Walki w Nadżafie przeradzają się w powstanie
W walkach w Nadżafie na południu Iraku zginęło od czwartku około 300 Irakijczyków - oszacowały siły USA. Bojownicy iraccy natychmiast zakwestionowali te dane jako kilkakrotnie zawyżone. Informacje o starciach i ofiarach docierają także z innych rejonów Iraku.
Siły amerykańskie walczą w Nadżafie z milicją radykalnego duchownego szyickiego Muktady al-Sadra - Armią Mahdiego. Rzecznik al-Sadra oświadczył, że w starciach z Amerykanami zginęło od czwartku 36 bojowników Armii Mahdiego.
Sadryści zagrozili w czwartek wieczorem rozpętaniem krwawej rewolucji w Iraku, jeśli Amerykanie nie zgodzą się na utrzymanie rozejmu w Nadżafie. Dali Amerykanom czas do północy z czwartku na piątek, ostrzegając, że jeśli do tego czasu siły USA nie wstrzymają ognia, "bitwa będzie trwać i rozszerzać się będzie płomień rewolucji".
Ultimatum dla sadrystów
Tymczasem wieczorem gubernator prowincji Nadżaf postawił sadrystom ultimatum: w ciągu 24 godzin muszą opuścić miasto Nadżaf, w przeciwnym razie czeka ich śmierć.
Amerykańskie lotnictwo przeprowadziło rano serię nalotów na cele w Nadżafie. Do centrum miasta skierowano też kolumnę amerykańskich czołgów. Śmigłowce USA od rana atakowały pociskami rakietowymi przede wszystkim cmentarz muzułmański w Nadżafie, gdzie schronili się sadryści, a także samo centrum miasta. Cmentarz znajduje się tuż obok jednej z głównych świątyń szyitów - meczetu Imama Alego. Agencje informowały o kłębach dymu, unoszących się nad meczetem i cmentarzem.

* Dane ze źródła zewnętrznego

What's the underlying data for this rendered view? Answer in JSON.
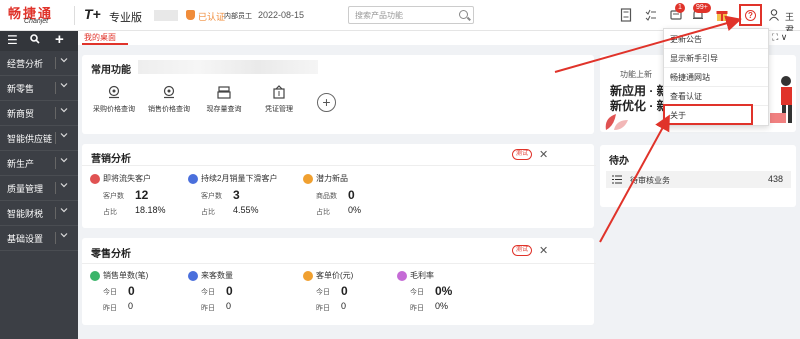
{
  "app": {
    "logo_cn": "畅捷通",
    "logo_en": "Chanjet",
    "brand": "T+",
    "edition": "专业版",
    "verified": "已认证",
    "company": "内部员工",
    "date": "2022-08-15",
    "search_placeholder": "搜索产品功能",
    "badge_msg": "1",
    "badge_notice": "99+",
    "help_glyph": "?",
    "user_name": "王君"
  },
  "sidebar": {
    "tools": [
      "☰",
      "🔍",
      "+"
    ],
    "items": [
      {
        "label": "经营分析"
      },
      {
        "label": "新零售"
      },
      {
        "label": "新商贸"
      },
      {
        "label": "智能供应链"
      },
      {
        "label": "新生产"
      },
      {
        "label": "质量管理"
      },
      {
        "label": "智能财税"
      },
      {
        "label": "基础设置"
      }
    ]
  },
  "tabs": {
    "home": "我的桌面",
    "tools": "⛶ ∨"
  },
  "common": {
    "title": "常用功能",
    "shortcuts": [
      {
        "label": "采购价格查询",
        "icon": "price-search-icon"
      },
      {
        "label": "销售价格查询",
        "icon": "price-search-icon"
      },
      {
        "label": "现存量查询",
        "icon": "stock-icon"
      },
      {
        "label": "凭证管理",
        "icon": "voucher-icon"
      }
    ],
    "add": "+"
  },
  "marketing": {
    "title": "营销分析",
    "pill": "测试",
    "close": "✕",
    "metrics": [
      {
        "title": "即将流失客户",
        "k1": "客户数",
        "v1": "12",
        "k2": "占比",
        "v2": "18.18%",
        "color": "#e05252"
      },
      {
        "title": "持续2月销量下滑客户",
        "k1": "客户数",
        "v1": "3",
        "k2": "占比",
        "v2": "4.55%",
        "color": "#4a6fdc"
      },
      {
        "title": "潜力新品",
        "k1": "商品数",
        "v1": "0",
        "k2": "占比",
        "v2": "0%",
        "color": "#f0a030"
      }
    ]
  },
  "retail": {
    "title": "零售分析",
    "pill": "测试",
    "close": "✕",
    "metrics": [
      {
        "title": "销售单数(笔)",
        "k1": "今日",
        "v1": "0",
        "k2": "昨日",
        "v2": "0",
        "color": "#3bb56a"
      },
      {
        "title": "来客数量",
        "k1": "今日",
        "v1": "0",
        "k2": "昨日",
        "v2": "0",
        "color": "#4a6fdc"
      },
      {
        "title": "客单价(元)",
        "k1": "今日",
        "v1": "0",
        "k2": "昨日",
        "v2": "0",
        "color": "#f0a030"
      },
      {
        "title": "毛利率",
        "k1": "今日",
        "v1": "0%",
        "k2": "昨日",
        "v2": "0%",
        "color": "#c56bd6"
      }
    ]
  },
  "banner": {
    "line0": "功能上新",
    "line1": "新应用 · 新",
    "line2": "新优化 · 新"
  },
  "todo": {
    "title": "待办",
    "item": "待审核业务",
    "count": "438"
  },
  "dropdown": {
    "items": [
      "更新公告",
      "显示新手引导",
      "畅捷通网站",
      "查看认证",
      "关于"
    ]
  },
  "colors": {
    "accent": "#e0332a",
    "sidebar": "#3c3f45"
  }
}
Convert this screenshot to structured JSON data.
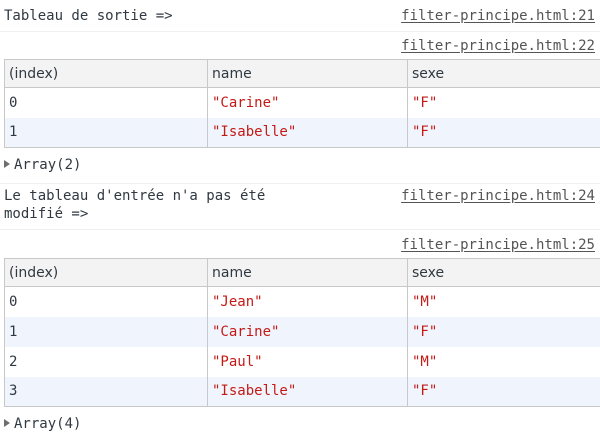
{
  "messages": {
    "m1": {
      "text": "Tableau de sortie =>",
      "source": "filter-principe.html:21"
    },
    "m2": {
      "source": "filter-principe.html:22",
      "columns": [
        "(index)",
        "name",
        "sexe"
      ],
      "rows": [
        [
          "0",
          "\"Carine\"",
          "\"F\""
        ],
        [
          "1",
          "\"Isabelle\"",
          "\"F\""
        ]
      ],
      "summary": "Array(2)"
    },
    "m3": {
      "text": "Le tableau d'entrée n'a pas été\nmodifié =>",
      "source": "filter-principe.html:24"
    },
    "m4": {
      "source": "filter-principe.html:25",
      "columns": [
        "(index)",
        "name",
        "sexe"
      ],
      "rows": [
        [
          "0",
          "\"Jean\"",
          "\"M\""
        ],
        [
          "1",
          "\"Carine\"",
          "\"F\""
        ],
        [
          "2",
          "\"Paul\"",
          "\"M\""
        ],
        [
          "3",
          "\"Isabelle\"",
          "\"F\""
        ]
      ],
      "summary": "Array(4)"
    }
  },
  "colors": {
    "string_value": "#c41a16",
    "header_bg": "#f3f3f3",
    "alt_row_bg": "#f0f5fd",
    "text": "#303942"
  },
  "icons": {
    "expand": "triangle-right-icon"
  }
}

Amerykanie poinformowali o śmierci swoich dwóch żołnierzy w Nadżafie. Polegli wchodzili w skład 11. Korpusu Ekspedycyjnego Piechoty Morskiej, który niedawno zluzował w Nadżafie jednostki Armii USA (sił lądowych). Straty te zwiększyły do co najmniej 683 liczbę amerykańskich żołnierzy, którzy zginęli z rąk przeciwnika od rozpoczęcia działań wojennych w Iraku 20 marca ubiegłego roku.
Ataki na polskie obozy
W nocy z czwartku na piątek atakowane były także obozy w polskiej strefie stabilizacyjnej. Nikt nie został ranny. Dwukrotnie nieznani napastnicy ostrzelali Obóz Zulu w prowincji Wasit, w którym stacjonuje ukraiński kontyngent wojskowy.

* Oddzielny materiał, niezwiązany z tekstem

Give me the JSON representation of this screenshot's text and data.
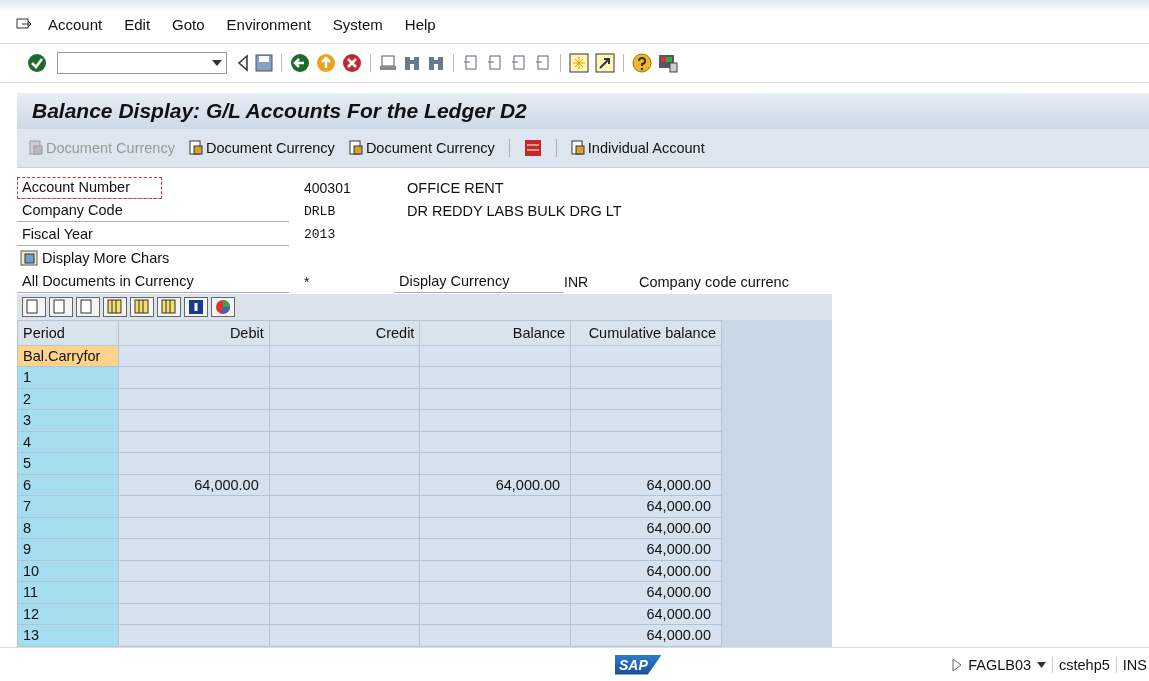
{
  "menu": [
    {
      "label": "Account"
    },
    {
      "label": "Edit"
    },
    {
      "label": "Goto"
    },
    {
      "label": "Environment"
    },
    {
      "label": "System"
    },
    {
      "label": "Help"
    }
  ],
  "title": "Balance Display: G/L Accounts For the Ledger D2",
  "app_toolbar": [
    {
      "kind": "button",
      "label": "Document Currency",
      "disabled": true
    },
    {
      "kind": "button",
      "label": "Document Currency",
      "disabled": false
    },
    {
      "kind": "button",
      "label": "Document Currency",
      "disabled": false
    },
    {
      "kind": "icon",
      "disabled": false
    },
    {
      "kind": "button",
      "label": "Individual Account",
      "disabled": false
    }
  ],
  "fields": [
    {
      "label": "Account Number",
      "value": "400301",
      "description": "OFFICE RENT",
      "selected": true
    },
    {
      "label": "Company Code",
      "value": "DRLB",
      "description": "DR REDDY LABS BULK DRG LT",
      "selected": false
    },
    {
      "label": "Fiscal Year",
      "value": "2013",
      "selected": false
    }
  ],
  "more_button": "Display More Chars",
  "currency_row": {
    "label": "All Documents in Currency",
    "value": "*",
    "label2": "Display Currency",
    "value2": "INR",
    "description": "Company code currenc"
  },
  "table": {
    "columns": [
      "Period",
      "Debit",
      "Credit",
      "Balance",
      "Cumulative balance"
    ],
    "rows": [
      {
        "cells": [
          "Bal.Carryfor",
          "",
          " ",
          "",
          ""
        ],
        "selected": true
      },
      {
        "cells": [
          "1",
          "",
          "",
          "",
          ""
        ],
        "selected": false
      },
      {
        "cells": [
          "2",
          "",
          "",
          "",
          ""
        ],
        "selected": false
      },
      {
        "cells": [
          "3",
          "",
          "",
          "",
          ""
        ],
        "selected": false
      },
      {
        "cells": [
          "4",
          "",
          "",
          "",
          ""
        ],
        "selected": false
      },
      {
        "cells": [
          "5",
          "",
          "",
          "",
          ""
        ],
        "selected": false
      },
      {
        "cells": [
          "6",
          "64,000.00",
          "",
          "64,000.00",
          "64,000.00"
        ],
        "selected": false
      },
      {
        "cells": [
          "7",
          "",
          "",
          "",
          "64,000.00"
        ],
        "selected": false
      },
      {
        "cells": [
          "8",
          "",
          "",
          "",
          "64,000.00"
        ],
        "selected": false
      },
      {
        "cells": [
          "9",
          "",
          "",
          "",
          "64,000.00"
        ],
        "selected": false
      },
      {
        "cells": [
          "10",
          "",
          "",
          "",
          "64,000.00"
        ],
        "selected": false
      },
      {
        "cells": [
          "11",
          "",
          "",
          "",
          "64,000.00"
        ],
        "selected": false
      },
      {
        "cells": [
          "12",
          "",
          "",
          "",
          "64,000.00"
        ],
        "selected": false
      },
      {
        "cells": [
          "13",
          "",
          "",
          "",
          "64,000.00"
        ],
        "selected": false
      }
    ]
  },
  "status_bar": {
    "logo": "SAP",
    "transaction": "FAGLB03",
    "server": "cstehp5",
    "mode": "INS"
  }
}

Nie tylko w Nadżafie dochodzi do starć. Iracki resort zdrowia podał, że w walkach w szyickiej dzielnicy Bagdadu - Mieście Sadra - zginęło od czwartku rano 19 Irakijczyków, a 111 zostało rannych. Rzecznik sił USA podał rano, że w tej części Bagdadu zostało rannych w czwartkowych atakach także pięciu Amerykanów. W sumie w czwartek w całym Bagdadzie obrażeń doznało 15 amerykańskich żołnierzy.
W starciach sił USA z irackimi partyzantami w Samarze na północ od Bagdadu zginęło w nocy z czwartku na piątek dwu irackich cywilów, a co najmniej trzynastu odniosło obrażenia - podały w piątek rano źródła medyczne w mieście. Wśród rannych jest troje dzieci i dwie kobiety.
Incydent na moście
Do wybuchu walk doszło w czwartek wieczorem po incydencie zbrojnym na moście na rzece Tygrys, przepływającej przez Samarrę. Amerykanie przeprowadzili następnie serię rewizji w domach w kilku dzielnicach miasta, co wywołało zbrojny sprzeciw sadrystów. Dowództwo USA wezwało śmigłowce - przed północą w czwartek przeprowadzono serię nalotów na centrum Samarry. Nalot trwał ponad dwie godziny.
Celem amerykańskich pocisków rakietowych była domniemana baza partyzantów irackich, mająca znajdować się w dawnej siedzibie saddamowskiej partii Baas w mieście. Na budynek spadło co najmniej 11 pocisków.
Żołnierze z włoskiego kontyngentu wojsk koalicyjnych starli się w nocy z czwartku na piątek z bojówkami szyickiego radykała Muktady al-Sadra w Nasirii na południu Iraku - podał w piątek rano włoski rzecznik wojskowy. Zginęło co najmniej czterech irackich cywilów, a dziesięciu odniosło poważniejsze obrażenia. Celem ataków była m.in. chroniona przez Włochów miejscowa elektrownia, a także komenda irackiej policji.